S.A : Comme il en a été indiqué, toute équipe de Défense peut demander au Greffe de lui accorder des ressources supplémentaires si les besoins de l’affaire le justifient. Il est clair que l’aide judiciaire doit toujours être mise en balance avec les ressources disponibles au budget de la Cour. Par ailleurs, même si les textes de la Cour ne prévoient pas un droit pour les équipes d’avoir des bureaux au sein de la Cour -la jurisprudence est d’ailleurs claire sur ce point-, le Greffe a souhaité dès le départ mettre à la disposition des équipes de défense et dans la limite des ressources disponibles, des espaces bureaux équipés qui leur permettent de travailler de façon optimale et totalement sécurisée. Sur ce point, vous savez que l’une des particularités de la Cour pénale internationale est son caractère de Cour électronique (E-Court). Les services de communications mis en place dans ce cadre, y compris pour toutes les équipes, sont totalement sécurisés. Ce sont ces mêmes services qui sont mis à la disposition de l’équipe de la défense de M. Gbagbo.

N.V : S’il est vrai que tous les suspects déférés devant la Cpi doivent être traités également, toutefois ce principe ne faisant pas obstacle à ce que des personnes en situation différente soient traitées différemment, le Président Laurent Gbagbo, de par son statut, ne mérite-t-il pas, selon vous, un traitement différent ?

S.A : L’un des principes les plus importants qui guident la mise en œuvre de l’aide judiciaire est, en effet, l’objectivité signifiant que le système d’aide judiciaire de la Cour doit allouer les ressources en fonction des exigences objectives de l’affaire et selon les différentes phases de cette dernière. J’agis en me conformant aux textes applicables et rien d’autre.

N.V : Me Altit soutient que l’aide accordée à son client ne peut lui assurer une défense effective et que dans l’affaire «Laurent Gbagbo contre Le Procureur », le principe de l’égalité des armes entre la Défense et l’Accusation qui bénéficie de budgets plus importants serait rompu. Quels commentaires faites-vous ?

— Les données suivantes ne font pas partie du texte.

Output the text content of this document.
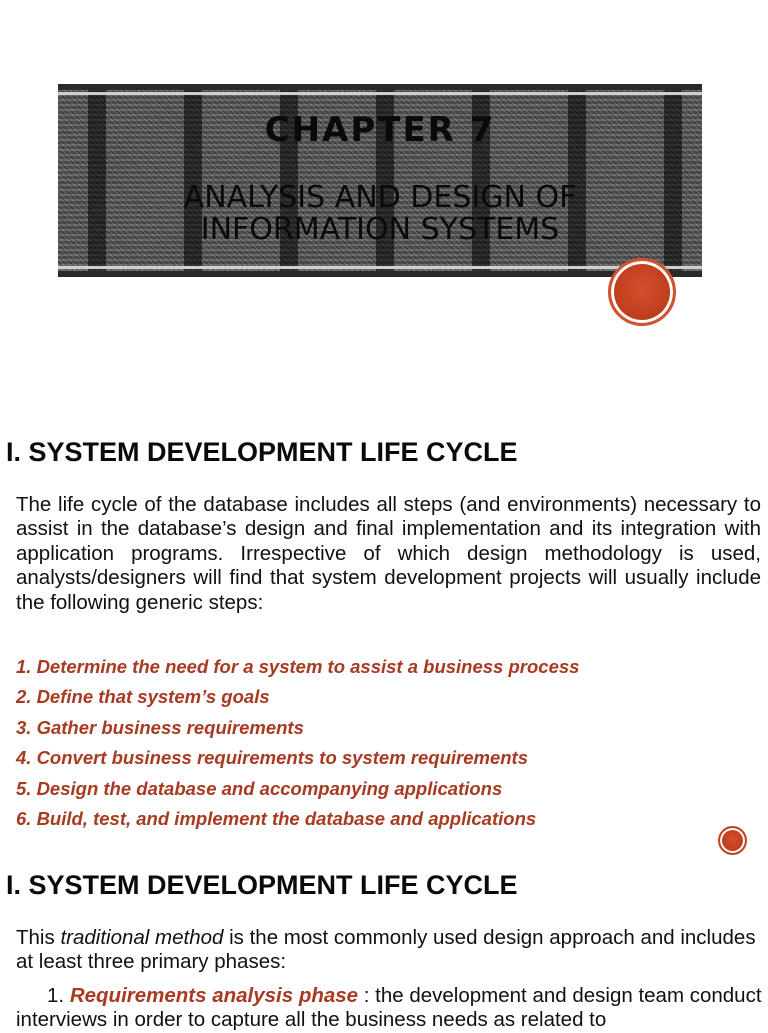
CHAPTER 7
ANALYSIS AND DESIGN OF
INFORMATION SYSTEMS
I. SYSTEM DEVELOPMENT LIFE CYCLE

The life cycle of the database includes all steps (and environments) necessary to assist in the database’s design and final implementation and its integration with application programs. Irrespective of which design methodology is used, analysts/designers will find that system development projects will usually include the following generic steps:

1. Determine the need for a system to assist a business process
2. Define that system’s goals
3. Gather business requirements
4. Convert business requirements to system requirements
5. Design the database and accompanying applications
6. Build, test, and implement the database and applications
I. SYSTEM DEVELOPMENT LIFE CYCLE

This traditional method is the most commonly used design approach and includes at least three primary phases:

1. Requirements analysis phase : the development and design team conduct interviews in order to capture all the business needs as related to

S.A : Il faut d’emblée rappeler, comme l’a d’ailleurs clairement indiqué la jurisprudence établie, le principe de l’égalité des armes ne signifie pas que la Défense et le Bureau du Procureur doivent avoir exactement les mêmes ressources. Le Procureur travaille sur plusieurs situations et de nombreuses affaires, et il a la charge de la preuve, contrairement à la Défense bénéficiant de la présomption d’innocence.

Egalement, l’Accusation a l’obligation d’enquêter tant à charge qu’à décharge ainsi que celle de communiquer à la Défense tout élément de preuve qui pourrait infirmer la thèse de l’Accusation ou mitiger la responsabilité du défendant. La Défense n’a pas de telles obligations. Cela dit, l’aide judiciaire est gérée par l’Organe neutre de la Cour, le Greffe, ceci est mis en œuvre de façon à ce que l’équilibre soit respecté entre les différentes parties ainsi que les participants aux affaires, et d’une façon à faire valoir les droits de la Défense et le procès équitable.

N.V : Dans vos observations en réplique à la requête de Me Altit, vous avez écrit que la Défense pouvait se faire assister par un bureau de spécialistes du droit de la Cpi, déjà présents au sein de la Cour. N’est-ce pas une façon de refuser d’avance de lui accorder des fonds pour étoffer son équipe par des ressources humaines extérieures au cas où il vous adressait une demande dans ce sens?

S.A : En effet, la Défense bénéficie non seulement du soutien logistique et technique du Greffe mais aussi de celui du Bureau du conseil public pour la Défense. C’est un organe indépendant au sein de la Cour. Ce bureau a d’ailleurs assisté l’équipe de la défense durant l’audience de comparution initiale et peut être sollicité à tout moment sur des questions jugées appropriées par toute équipe de défense intervenant devant notre juridiction.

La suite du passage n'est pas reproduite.